28 Eylül 2015 Pazartesi

KAFALARDAKİ PRANGALAR VE PUTLAŞTIRMA, YENİLENME VE YENİ BİRLİKTELİKLER



Çetin Serfidan
Ben her türlü inançta “PUTLAŞTIRMA”nın beyinleri uyuşturduğuna inananlardanım.
Değişmez mutlak doğruları ret ederim. Bu nedenle farklılıkların birlikteliğini ve farlılıkların bir arada olduğu bir örgütlenmenin bir zenginlik olduğunu savunurum. Çoğunlukçuluğu değil çoğulculuğu savunurum.
hdp
Buda beni klasik parti anlayışından koparır. Ama bu kopuş “inkârcı” toptan ret eden bir tavır değildir.
Bunun için tüm devrimci hareketlere sahip çıkar onları bizim ortak tarihimiz olarak kabul eder ve sahiplenirim. Ancak bunlara“tapmam, putlaştırmam.” tümüne eleştirel yaklaşırım.
Her harekette kendi özgün şartlarında hele başarılı olmuşlarsa çıkarılacak enternasyonal dersler örnek alınabilecek öğeler vardır diye düşünürüm


Lenin, Mao, Kastro, Che,  Ho Chi Minh,   vb. ret edilebilir mi?
Bunlar olmadan sosyalizmin tarihi anlaşılabilinir mi? Bunlar yoksa sosyalizmin tarihi de yoktur.
Peki, bunların yaptıkları aynen bugün örneğin ülkemize veya bir başka ülkede uygulanabilir mi?
Sorgulanması gereken budur.
Ben buna kesinlikle hayır diyorum. Herhalde bu önderlerden biri bugün yaşasaydı onlarda hayır derlerdi.
Çünkü bu önderlerin özgünlüğü kendi ülkesinin şartlarına en uygun strateji, taktik ve örgütlenme biçimlerini geliştirerek başarılı olmuşlardır.
Bu nedenle yaptıkları asla “taklit edilemezler”
Nitekim Küba’nın efsanevi kahramanı, Marksist, Küba gerillaları ile Enternasyonalist gerillaların devrimci lideriChe Bolivya’da yenilmiştir.

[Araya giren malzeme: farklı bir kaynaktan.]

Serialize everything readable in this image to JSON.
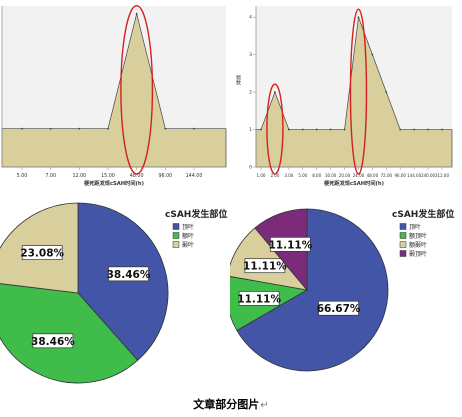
{
  "chart_data": [
    {
      "type": "area",
      "title": "",
      "xlabel": "梗死距发现cSAH时间(h)",
      "ylabel": "",
      "categories": [
        "5.00",
        "7.00",
        "12.00",
        "15.00",
        "48.00",
        "96.00",
        "144.00"
      ],
      "values": [
        1,
        1,
        1,
        1,
        4,
        1,
        1
      ],
      "ylim": [
        0,
        4.2
      ],
      "grid": false,
      "fill_color": "#d8cf9d",
      "annotations": [
        {
          "shape": "ellipse",
          "color": "#d42020",
          "around_category": "48.00"
        }
      ]
    },
    {
      "type": "area",
      "title": "",
      "xlabel": "梗死距发现cSAH时间(h)",
      "ylabel": "频数",
      "categories": [
        "1.00",
        "2.00",
        "3.00",
        "5.00",
        "8.00",
        "16.00",
        "20.00",
        "24.00",
        "48.00",
        "72.00",
        "96.00",
        "144.00",
        "240.00",
        "312.00"
      ],
      "values": [
        1,
        2,
        1,
        1,
        1,
        1,
        1,
        4,
        3,
        2,
        1,
        1,
        1,
        1
      ],
      "yticks": [
        "0",
        "1",
        "2",
        "3",
        "4"
      ],
      "ylim": [
        0,
        4.3
      ],
      "grid": false,
      "fill_color": "#d8cf9d",
      "annotations": [
        {
          "shape": "ellipse",
          "color": "#d42020",
          "around_category": "2.00"
        },
        {
          "shape": "ellipse",
          "color": "#d42020",
          "around_category": "24.00"
        }
      ]
    },
    {
      "type": "pie",
      "legend_title": "cSAH发生部位",
      "legend_placement": "right",
      "slices": [
        {
          "name": "顶叶",
          "value": 38.46,
          "label": "38.46%",
          "color": "#4255a7"
        },
        {
          "name": "额叶",
          "value": 38.46,
          "label": "38.46%",
          "color": "#3fbc4a"
        },
        {
          "name": "颞叶",
          "value": 23.08,
          "label": "23.08%",
          "color": "#d8cf9d"
        }
      ]
    },
    {
      "type": "pie",
      "legend_title": "cSAH发生部位",
      "legend_placement": "right",
      "slices": [
        {
          "name": "顶叶",
          "value": 66.67,
          "label": "66.67%",
          "color": "#4255a7"
        },
        {
          "name": "额顶叶",
          "value": 11.11,
          "label": "11.11%",
          "color": "#3fbc4a"
        },
        {
          "name": "额颞叶",
          "value": 11.11,
          "label": "11.11%",
          "color": "#d8cf9d"
        },
        {
          "name": "颞顶叶",
          "value": 11.11,
          "label": "11.11%",
          "color": "#7c2a7a"
        }
      ]
    }
  ],
  "caption": "文章部分图片",
  "caption_mark": "↵"
}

Ülkemizde birçok örgüt yapılanma bu önderlerin kendi ülkelerinin özgünlüklerini göz önüne alarak yaptıklarını Ülkemizde, ülkemizin özgünlükleri değerlendirilmeden bir şablon gibi taklit etmeye kalkmışlardır. Tabii ki sonu fiyasko ve yenilgi ve seneler heba olmuştur.

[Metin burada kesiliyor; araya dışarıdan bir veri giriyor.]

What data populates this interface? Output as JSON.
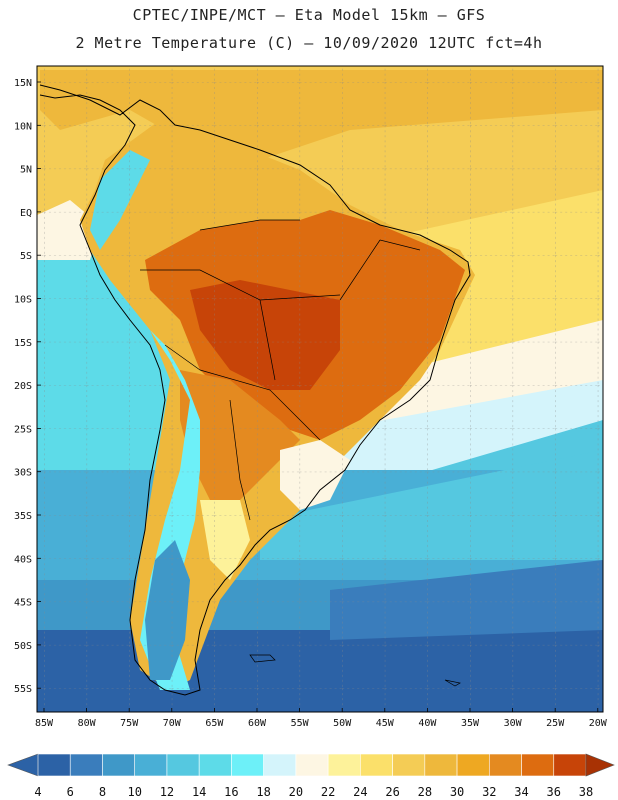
{
  "header": {
    "line1": "CPTEC/INPE/MCT –  Eta Model 15km – GFS",
    "line2": "2 Metre Temperature (C) – 10/09/2020 12UTC fct=4h"
  },
  "axes": {
    "lat_labels": [
      "15N",
      "10N",
      "5N",
      "EQ",
      "5S",
      "10S",
      "15S",
      "20S",
      "25S",
      "30S",
      "35S",
      "40S",
      "45S",
      "50S",
      "55S"
    ],
    "lon_labels": [
      "85W",
      "80W",
      "75W",
      "70W",
      "65W",
      "60W",
      "55W",
      "50W",
      "45W",
      "40W",
      "35W",
      "30W",
      "25W",
      "20W"
    ]
  },
  "colorbar": {
    "labels": [
      "4",
      "6",
      "8",
      "10",
      "12",
      "14",
      "16",
      "18",
      "20",
      "22",
      "24",
      "26",
      "28",
      "30",
      "32",
      "34",
      "36",
      "38"
    ],
    "colors": [
      "#2c62a6",
      "#3a7dbc",
      "#3f98c8",
      "#49afd6",
      "#55c8e0",
      "#5ddbe8",
      "#6df0f8",
      "#d4f4fb",
      "#fdf6e3",
      "#fdf29a",
      "#fbe06a",
      "#f4cc55",
      "#eeb83c",
      "#eea822",
      "#e48a20",
      "#dd6c10",
      "#c74408",
      "#a83204"
    ]
  }
}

Düşünüyorum da bu ülkede Enver Hoca’cı bile vardı.
Tıpkı Müslümanlığın mezhep ve tarikat bölünmesi gibi. Ya da aşiretler kabileler gibi..
Ayrıca bu önderlerin öğretileri kendileri öldükten sonra o ülkelerde de ne yazık ki sürdürülmemiştir.
Vietnam’ın bu günkü durumu ortadadır.
Lenin öldü, Sovyetler Birliği’nde Leninizm de öldü. Sonuç ortada.  
Çin’de Mao öldü Maoizm de bitti.
Bugün tek medarı iftiharımız da Küba’da, Kastro ölünce ne olacak? Hiç birimiz bir şey söyleyemeyiz.
Kuzey Kore’de nerede ise hanedanlık kuruldu.
Reel sosyalizme ilişkin bu gözlemlerimden eleştirel yaklaşımımdan sonra  
Tüm sosyalizm tarihimize tüm hatalara rağmen saygı duyduğumu ve sahiplendiğimi bir kez daha ifade ederim.
Geçmişten hiç ders çıkartmamışların, geçmişe demir atmışların, hala geçmişte yaşayanların, kafaları prangalı olanların bu günlere bir katkı yapabileceklerini sanmıyorum.
Bunlar geçmişte TİP’i anlayamadılar. Bu günde HDP’yi anlayamıyorlar.
Ve bu gün bile ne yazık ki hala  12 Eylül öncesi jargonla konuşabiliyorlar ve TİP için Oportünist diyebiliyorlar.
Bunlar devrimi istemekle, kitleler olmadan 3-5 kişi ile hemen yapılabilen “iradi” bir şey sanıyorlar.
Benim bunlara diyeceğim o ki, gölge etmeyin başka ihsan istemeyiz.
Fakat geçmişte kalan bu kişilerin ağabeyleri ya da “ideolojik önderleri” bu gün neredeler.
Aynı koroda olanların büyük çoğunluğu 12 Eylülden ve duvarın yıkılmasından büyük dersler çıkardılar.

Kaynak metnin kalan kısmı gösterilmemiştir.